10|Zorlu Bir Görev

1.9K 153 44
                                    

Minik yıldızlarınızı ve yorumlarınızı bekliyorum 🌟

Keyifli okumalar!

Gümüş renkli dövme gözlerimin önünde parlarken yutkundum. Toprak da mı Fabulasium'a gidiyordu yani? Onu orada gördüysem bile hatırlayamazdım fakat görünüşe göre gidiyordu. Acaba onunla hiç karşılaşmış mıydım? Şu ana kadar sadece Ejderha Prensi Dorian, Prens Nealon, Kral Alastair, Kraliçe Audra, Cadı Corvina, koruyucum Felix, Büyücü ve Su Perisi'yle tanışmıştım ama onların da yüzlerini hatırlayamıyordum. Belki de onlardan biriydi.

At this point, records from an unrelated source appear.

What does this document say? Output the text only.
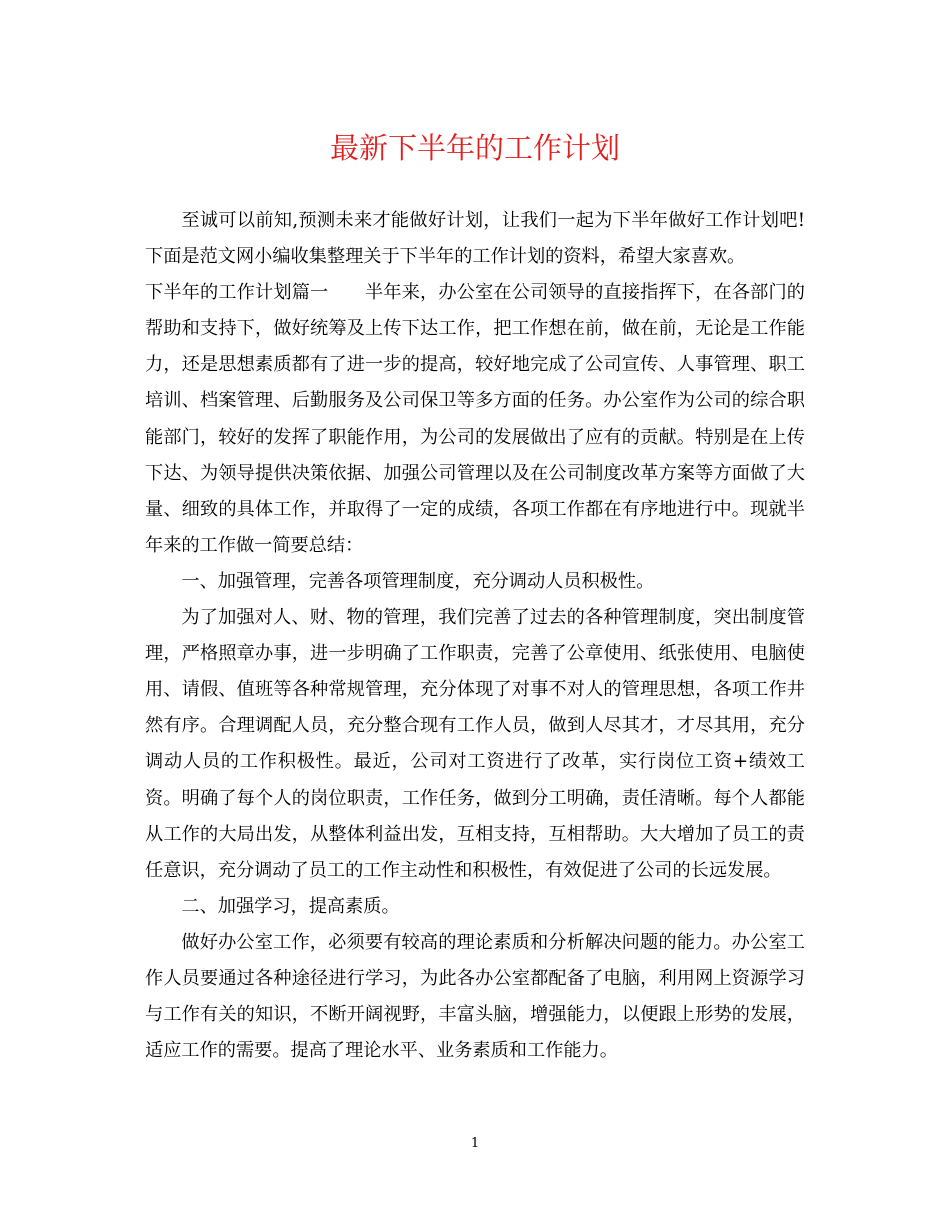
最新下半年的工作计划

至诚可以前知,预测未来才能做好计划，让我们一起为下半年做好工作计划吧!下面是范文网小编收集整理关于下半年的工作计划的资料，希望大家喜欢。

下半年的工作计划篇一　　半年来，办公室在公司领导的直接指挥下，在各部门的帮助和支持下，做好统筹及上传下达工作，把工作想在前，做在前，无论是工作能力，还是思想素质都有了进一步的提高，较好地完成了公司宣传、人事管理、职工培训、档案管理、后勤服务及公司保卫等多方面的任务。办公室作为公司的综合职能部门，较好的发挥了职能作用，为公司的发展做出了应有的贡献。特别是在上传下达、为领导提供决策依据、加强公司管理以及在公司制度改革方案等方面做了大量、细致的具体工作，并取得了一定的成绩，各项工作都在有序地进行中。现就半年来的工作做一简要总结：

一、加强管理，完善各项管理制度，充分调动人员积极性。

为了加强对人、财、物的管理，我们完善了过去的各种管理制度，突出制度管理，严格照章办事，进一步明确了工作职责，完善了公章使用、纸张使用、电脑使用、请假、值班等各种常规管理，充分体现了对事不对人的管理思想，各项工作井然有序。合理调配人员，充分整合现有工作人员，做到人尽其才，才尽其用，充分调动人员的工作积极性。最近，公司对工资进行了改革，实行岗位工资+绩效工资。明确了每个人的岗位职责，工作任务，做到分工明确，责任清晰。每个人都能从工作的大局出发，从整体利益出发，互相支持，互相帮助。大大增加了员工的责任意识，充分调动了员工的工作主动性和积极性，有效促进了公司的长远发展。

二、加强学习，提高素质。

做好办公室工作，必须要有较高的理论素质和分析解决问题的能力。办公室工作人员要通过各种途径进行学习，为此各办公室都配备了电脑，利用网上资源学习与工作有关的知识，不断开阔视野，丰富头脑，增强能力，以便跟上形势的发展，适应工作的需要。提高了理论水平、业务素质和工作能力。

1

Dövmeye daha dikkatli bakmaya çalıştım. Bir çemberin içinde iç içe geçmiş iki üçgen ve ortasında kılıca benzeyen bir simge vardı. Anlamını bilmiyordum ama belki Dövmeci'ye gidip kataloglara bakabilirdim.

Toprak üzerine siyah bir tişört geçirdiğinde gözlerimi aynadan çektim ve pencereye bakmaya başladım. Dövmeyi Toprak'a soramazdım çünkü o zaman benim de Fabulasium'a gittiğimi anlardı fakat bunu bilmemeliydi. Onun gittiğini de benim bilmemem gerekirdi. Toprak nasıl bu kadar dikkatsiz ve sorumsuz olabilmişti? 

"Simay, biraz önce şahit olduğun kavga için özür dilerim. Yaprak'ın kontrolünü bu kadar  kaybedeceğini düşünmemiştim." dedi Toprak yanıma otururken. Aslında Yaprak ortada bir şey yokken kendi kendine sinirlenmiyordu. Toprak da onun içindeki ateşi harlayacak hareketler yapıyordu ama sanki kendisinde hiç suç yokmuş gibi davranmayı tercih ediyordu.

Saçlarımı kulağımın arkasına sıkıştırırken gözlerimi gözlerine sabitledim. "Toprak, benimle paylaşmak istediğin bir şey var mı? Bir sorunun var mı yani? Biraz...tuhaf davranıyorsun. Normalde böyle değilsin."

Toprak bir şey söylemeden gözlerimin içine bakarken beni yanlış anlamamasını umarak "Demek istediğim, okulda bizimleyken her şey çok güzel. Sen eğlencelisin, neşelisin ama burada işler değişiyor gibi. Eğer bir derdin varsa benimle paylaşabilirsin, biliyorsun değil mi?" diye devam ettim. Elimi elinin üzerine koydum. "Alkın'la mı ilgili?"

Toprak'ın gözlerindeki yumuşak ifade hızla sertleşirken elini elimden çekti ve ayağa kalktı. "Alkın, Alkın, Alkın! Her şey o bok herifle mi ilgili olmak zorunda? Benim başka dertlerim olamaz mı?" diye patladığında irkildim. Bunu beklemiyordum işte.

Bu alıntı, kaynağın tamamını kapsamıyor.